Vero è che i ruminanti emettono anche metano, come risultato delle fermentazioni anaerobiche enteriche, ma il metano, col tempo, si riossida a CO2, scomparendo dall’atmosfera.
In aggiunta a tutto ciò, non va trascurato l’aspetto delle produzioni zootecniche: se quel ruminante di cui stiamo parlando produce latte o carne, anche questi prodotti trattengono carbonio sotto le forme di carboidrati, proteine, grassi, carbonio che non va in atmosfera. Quindi, gli animali, i ruminanti in particolare, immettono in atmosfera, per respirazione e fermentazioni enteriche, meno carbonio di quanto ne assumono con gli alimenti, ovvero contribuiscono al riscaldamento globale in senso negativo. Vedi lo studio di Coreddu et al. (Ital. J. Anim. Sci., 22:125-135), condotto nell’ambito del progetto “Carni Sostenibili”, presieduto dal nostro accademico Giuseppe Pulina.

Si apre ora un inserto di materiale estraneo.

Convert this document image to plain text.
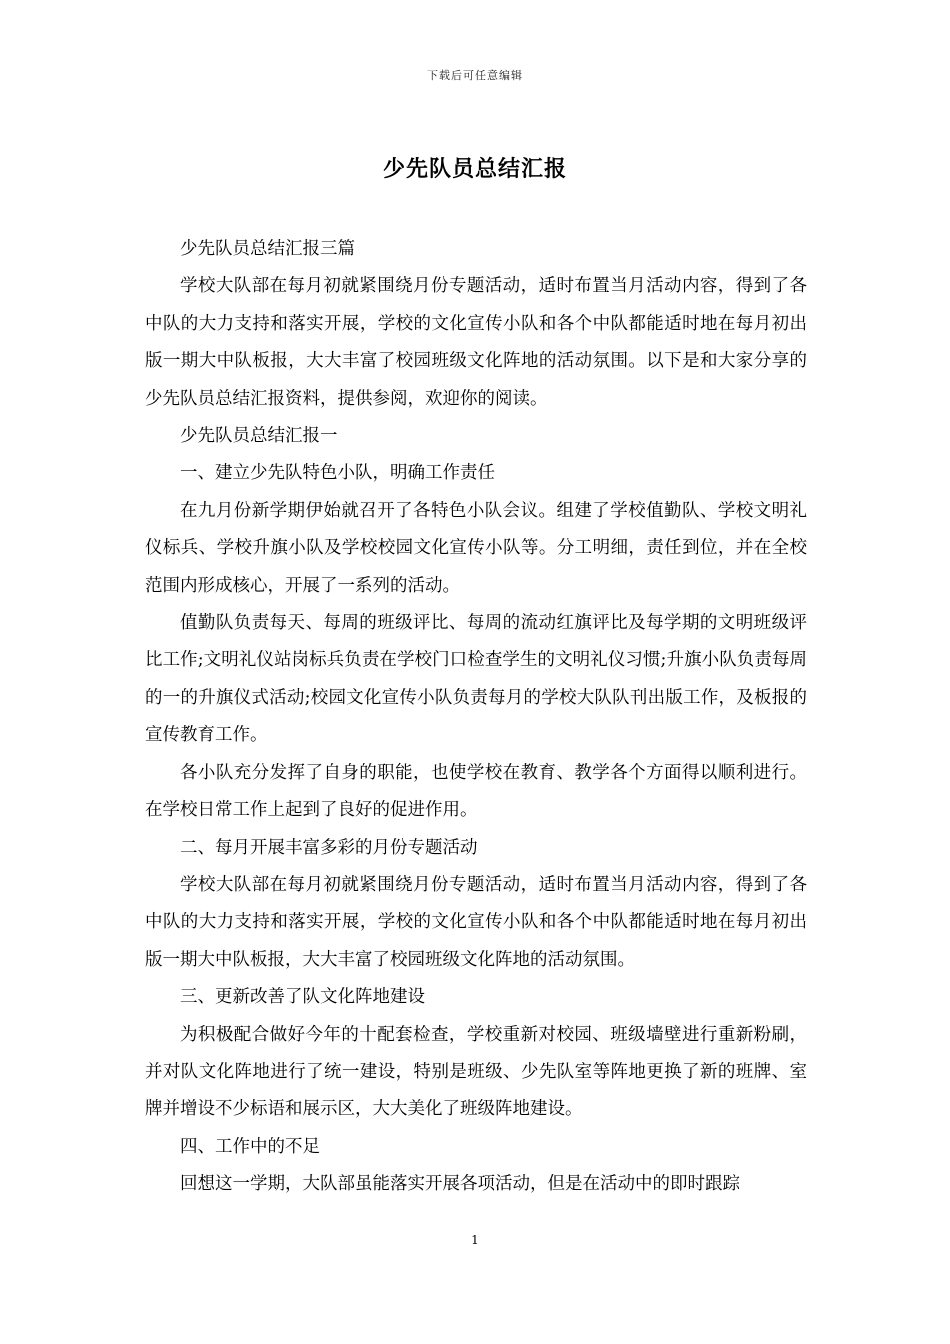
下载后可任意编辑
少先队员总结汇报

少先队员总结汇报三篇

学校大队部在每月初就紧围绕月份专题活动，适时布置当月活动内容，得到了各中队的大力支持和落实开展，学校的文化宣传小队和各个中队都能适时地在每月初出版一期大中队板报，大大丰富了校园班级文化阵地的活动氛围。以下是和大家分享的少先队员总结汇报资料，提供参阅，欢迎你的阅读。

少先队员总结汇报一

一、建立少先队特色小队，明确工作责任

在九月份新学期伊始就召开了各特色小队会议。组建了学校值勤队、学校文明礼仪标兵、学校升旗小队及学校校园文化宣传小队等。分工明细，责任到位，并在全校范围内形成核心，开展了一系列的活动。

值勤队负责每天、每周的班级评比、每周的流动红旗评比及每学期的文明班级评比工作;文明礼仪站岗标兵负责在学校门口检查学生的文明礼仪习惯;升旗小队负责每周的一的升旗仪式活动;校园文化宣传小队负责每月的学校大队队刊出版工作，及板报的宣传教育工作。

各小队充分发挥了自身的职能，也使学校在教育、教学各个方面得以顺利进行。在学校日常工作上起到了良好的促进作用。

二、每月开展丰富多彩的月份专题活动

学校大队部在每月初就紧围绕月份专题活动，适时布置当月活动内容，得到了各中队的大力支持和落实开展，学校的文化宣传小队和各个中队都能适时地在每月初出版一期大中队板报，大大丰富了校园班级文化阵地的活动氛围。

三、更新改善了队文化阵地建设

为积极配合做好今年的十配套检查，学校重新对校园、班级墙壁进行重新粉刷，并对队文化阵地进行了统一建设，特别是班级、少先队室等阵地更换了新的班牌、室牌并增设不少标语和展示区，大大美化了班级阵地建设。

四、工作中的不足

回想这一学期，大队部虽能落实开展各项活动，但是在活动中的即时跟踪

1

In conclusione, sia gli animali che le altre fonti inquinanti producono gas serra, ma i primi li riciclano non aggiungendo nuovo carbonio, le seconde ne producono ex novo aumentandone le concentrazioni. Non si possono pertanto mettere le due fonti equamente a confronto, senza fare un bilancio fra le entrate e le uscite del carbonio nell’aria atmosferica.
Se a qualcosa dovremo rinunciare per sopravvivere, certamente non possiamo cominciare con l’eliminazione degli allevamenti animali per continuare ad andare in macchina o in crociera con la nave dei sogni. Siamo più di otto miliardi sul pianeta e tutti hanno diritto al cibo. Anche se diventiamo tutti vegani, ci sono aree coltivabili a sufficienza? Teniamo conto che se le attività zootecniche contribuiscono per circa il 9% alla produzione di gas serra, al resto delle attività agricole spetta un altro 9%, fra cui il metano dalle risaie (fonte FAO). E il rimanente 78%?
Per il momento lasciamo in funzione le attività zootecniche necessarie per disporre di proteine nobili quali quelle del latte, delle uova e della carne, indispensabili, fra l’altro, per il corretto sviluppo dei bambini, senza dover ricorrere ad integratori di produzione industriale o alla carne artificiale. Nel frattempo cerchiamo di eliminare errori e sprechi con la formulazione grossolana delle diete, con il ricorso massiccio alla soia, con l’abuso dei trasporti anche intercontinentali degli alimenti.
E cerchiamo di collaborare, evitando di prendere posizioni spesso basate su informazioni ingannevoli o pretestuose, ma che fanno ascolto in televisione.